Let’s take Kinect to the inevitable, invaluable future advertising realm where we will pretend our blog is advertising on Microsoft’s Xbox One. An ad for Biased Gamer pops up while you are on the Xbox Dashboard. Our charming ad makes you laugh 15 seconds into the video. 25 seconds into the ad, your friend starts talking to you and you look at her.
Here’s what the Kinect knows about you relative to our pretend ad: The Kinect has precise head tracking data of all people watching the ad and can associate you with your gamertag because you are signed in and holding the first controller. Kinect knows and recorded the tracking data of your facial expressions during the entirety of the ad including that you were happy 15 seconds into the ad. At 25 seconds into the ad, the Kinect read your head orientation wasn’t pointed at the TV (not engaged) and sees your smile as you look at another person in the room (your girlfriend) for the remainder of the ad.

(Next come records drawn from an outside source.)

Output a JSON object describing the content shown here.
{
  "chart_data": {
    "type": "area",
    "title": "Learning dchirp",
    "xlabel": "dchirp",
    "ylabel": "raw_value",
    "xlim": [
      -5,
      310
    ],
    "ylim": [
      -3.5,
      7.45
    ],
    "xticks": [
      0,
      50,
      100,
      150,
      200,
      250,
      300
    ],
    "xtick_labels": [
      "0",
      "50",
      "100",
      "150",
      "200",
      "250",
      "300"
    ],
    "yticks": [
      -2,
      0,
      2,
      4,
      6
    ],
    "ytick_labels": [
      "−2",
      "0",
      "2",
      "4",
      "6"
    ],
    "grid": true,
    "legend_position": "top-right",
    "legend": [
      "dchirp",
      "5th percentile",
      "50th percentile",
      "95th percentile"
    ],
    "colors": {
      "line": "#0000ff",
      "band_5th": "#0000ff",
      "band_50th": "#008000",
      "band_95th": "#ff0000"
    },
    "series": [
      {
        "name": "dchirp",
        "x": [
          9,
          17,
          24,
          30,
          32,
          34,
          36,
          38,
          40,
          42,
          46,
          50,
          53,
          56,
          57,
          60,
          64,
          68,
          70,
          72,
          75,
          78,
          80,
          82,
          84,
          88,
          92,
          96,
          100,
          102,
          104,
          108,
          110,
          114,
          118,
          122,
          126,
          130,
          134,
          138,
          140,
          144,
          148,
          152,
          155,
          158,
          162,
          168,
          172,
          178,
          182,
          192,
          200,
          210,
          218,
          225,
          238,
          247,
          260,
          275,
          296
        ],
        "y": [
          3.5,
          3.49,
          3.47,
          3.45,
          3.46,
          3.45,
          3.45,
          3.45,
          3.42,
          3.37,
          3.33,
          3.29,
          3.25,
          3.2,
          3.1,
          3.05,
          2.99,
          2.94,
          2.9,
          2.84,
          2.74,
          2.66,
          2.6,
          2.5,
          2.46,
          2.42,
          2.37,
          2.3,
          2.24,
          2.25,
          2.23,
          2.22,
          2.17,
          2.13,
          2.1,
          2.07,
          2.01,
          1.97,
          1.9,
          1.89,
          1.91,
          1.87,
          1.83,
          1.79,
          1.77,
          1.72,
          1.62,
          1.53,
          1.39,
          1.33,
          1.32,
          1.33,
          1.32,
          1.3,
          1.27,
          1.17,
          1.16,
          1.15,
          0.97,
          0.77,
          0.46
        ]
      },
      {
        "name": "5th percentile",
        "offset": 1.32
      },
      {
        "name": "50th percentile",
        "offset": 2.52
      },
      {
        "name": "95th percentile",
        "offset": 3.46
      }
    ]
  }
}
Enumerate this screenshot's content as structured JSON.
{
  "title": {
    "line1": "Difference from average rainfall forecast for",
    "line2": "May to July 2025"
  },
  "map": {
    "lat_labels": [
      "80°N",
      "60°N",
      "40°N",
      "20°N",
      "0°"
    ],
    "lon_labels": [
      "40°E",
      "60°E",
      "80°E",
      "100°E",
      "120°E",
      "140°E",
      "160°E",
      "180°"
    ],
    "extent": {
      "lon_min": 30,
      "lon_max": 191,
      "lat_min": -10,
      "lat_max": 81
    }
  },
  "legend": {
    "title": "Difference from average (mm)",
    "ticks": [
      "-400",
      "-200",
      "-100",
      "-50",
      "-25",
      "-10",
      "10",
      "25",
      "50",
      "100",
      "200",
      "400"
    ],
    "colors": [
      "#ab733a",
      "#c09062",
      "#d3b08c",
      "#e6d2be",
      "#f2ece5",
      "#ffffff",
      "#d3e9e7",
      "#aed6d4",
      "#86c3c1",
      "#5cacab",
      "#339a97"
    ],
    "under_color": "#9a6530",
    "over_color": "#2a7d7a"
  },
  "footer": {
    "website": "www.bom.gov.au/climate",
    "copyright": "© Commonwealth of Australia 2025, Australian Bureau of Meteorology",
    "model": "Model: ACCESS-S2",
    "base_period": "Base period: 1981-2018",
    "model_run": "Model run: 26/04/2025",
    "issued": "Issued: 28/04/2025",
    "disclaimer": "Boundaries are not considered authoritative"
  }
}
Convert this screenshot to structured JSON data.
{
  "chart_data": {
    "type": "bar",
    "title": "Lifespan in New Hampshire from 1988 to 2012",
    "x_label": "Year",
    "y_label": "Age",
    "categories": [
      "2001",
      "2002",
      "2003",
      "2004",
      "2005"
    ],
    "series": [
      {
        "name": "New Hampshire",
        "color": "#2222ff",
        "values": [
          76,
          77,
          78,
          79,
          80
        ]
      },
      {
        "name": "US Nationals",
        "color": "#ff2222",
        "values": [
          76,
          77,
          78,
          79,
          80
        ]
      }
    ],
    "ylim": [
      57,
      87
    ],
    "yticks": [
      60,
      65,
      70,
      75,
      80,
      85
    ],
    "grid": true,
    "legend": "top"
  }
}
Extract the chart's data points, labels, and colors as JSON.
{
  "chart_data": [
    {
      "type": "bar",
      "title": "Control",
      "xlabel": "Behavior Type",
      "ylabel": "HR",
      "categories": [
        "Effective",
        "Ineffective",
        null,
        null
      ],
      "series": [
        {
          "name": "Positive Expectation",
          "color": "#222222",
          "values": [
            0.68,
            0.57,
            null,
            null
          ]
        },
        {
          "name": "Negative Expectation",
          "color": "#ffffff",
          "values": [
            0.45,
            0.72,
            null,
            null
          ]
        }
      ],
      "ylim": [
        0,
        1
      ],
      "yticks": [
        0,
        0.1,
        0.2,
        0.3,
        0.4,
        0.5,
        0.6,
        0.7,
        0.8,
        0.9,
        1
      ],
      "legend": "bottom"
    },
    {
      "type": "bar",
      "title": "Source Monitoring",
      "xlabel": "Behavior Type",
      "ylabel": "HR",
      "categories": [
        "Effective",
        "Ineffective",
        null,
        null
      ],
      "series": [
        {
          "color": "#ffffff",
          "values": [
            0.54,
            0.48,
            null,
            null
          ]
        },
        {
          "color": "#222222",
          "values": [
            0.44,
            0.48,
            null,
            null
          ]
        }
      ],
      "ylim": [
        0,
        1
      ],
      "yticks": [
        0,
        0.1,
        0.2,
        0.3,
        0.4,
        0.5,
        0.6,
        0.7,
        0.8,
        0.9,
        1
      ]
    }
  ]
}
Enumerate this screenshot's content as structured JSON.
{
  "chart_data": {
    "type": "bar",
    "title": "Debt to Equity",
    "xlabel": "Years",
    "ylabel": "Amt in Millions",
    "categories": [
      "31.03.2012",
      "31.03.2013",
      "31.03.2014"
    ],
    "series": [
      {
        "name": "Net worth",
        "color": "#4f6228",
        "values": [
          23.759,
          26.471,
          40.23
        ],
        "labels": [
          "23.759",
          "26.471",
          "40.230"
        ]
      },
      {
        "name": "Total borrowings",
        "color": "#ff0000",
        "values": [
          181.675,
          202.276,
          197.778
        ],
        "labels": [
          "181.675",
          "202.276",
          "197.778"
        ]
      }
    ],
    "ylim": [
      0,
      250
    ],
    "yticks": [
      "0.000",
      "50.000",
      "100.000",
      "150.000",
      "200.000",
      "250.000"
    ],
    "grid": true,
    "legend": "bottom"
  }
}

Microsoft could send us, the advertiser in this example, extremely detailed statistics from huge population samples who saw our ad to specific regions of the country. If the data is broken down to the individual level, we would know far more information that we would know what to do with.

I’ll end by sharing a real life example using the girlfriend from the example above. Imagine she has never played your Xbox One or even picked up a controller. The first time she enters your living room and the Xbox One recognizes a new person has entered, it uses facial recognition to start building her profile. As long as the Xbox One is on, it can see where she is in the room and that she is coming over usually on Fridays and Saturdays. It knows the average temperature of her face, her average expression, heart rate, orientation, muscle movements, the amount of time she is looking at the TV screen, if she is talking and so many other things the Kinect is tracking that we are not aware.


If you think Facebook is creepy, Xbox One has it beat so many times over since it is built to recognizes your face and your voice at all times. I’m paranoid as it is in the digital era of sharing everything so I am not anticipating to be buying the Xbox One. I’ll just go add another layer of duct tape to cover my webcam and I’ll stick to my last generation console for the time being.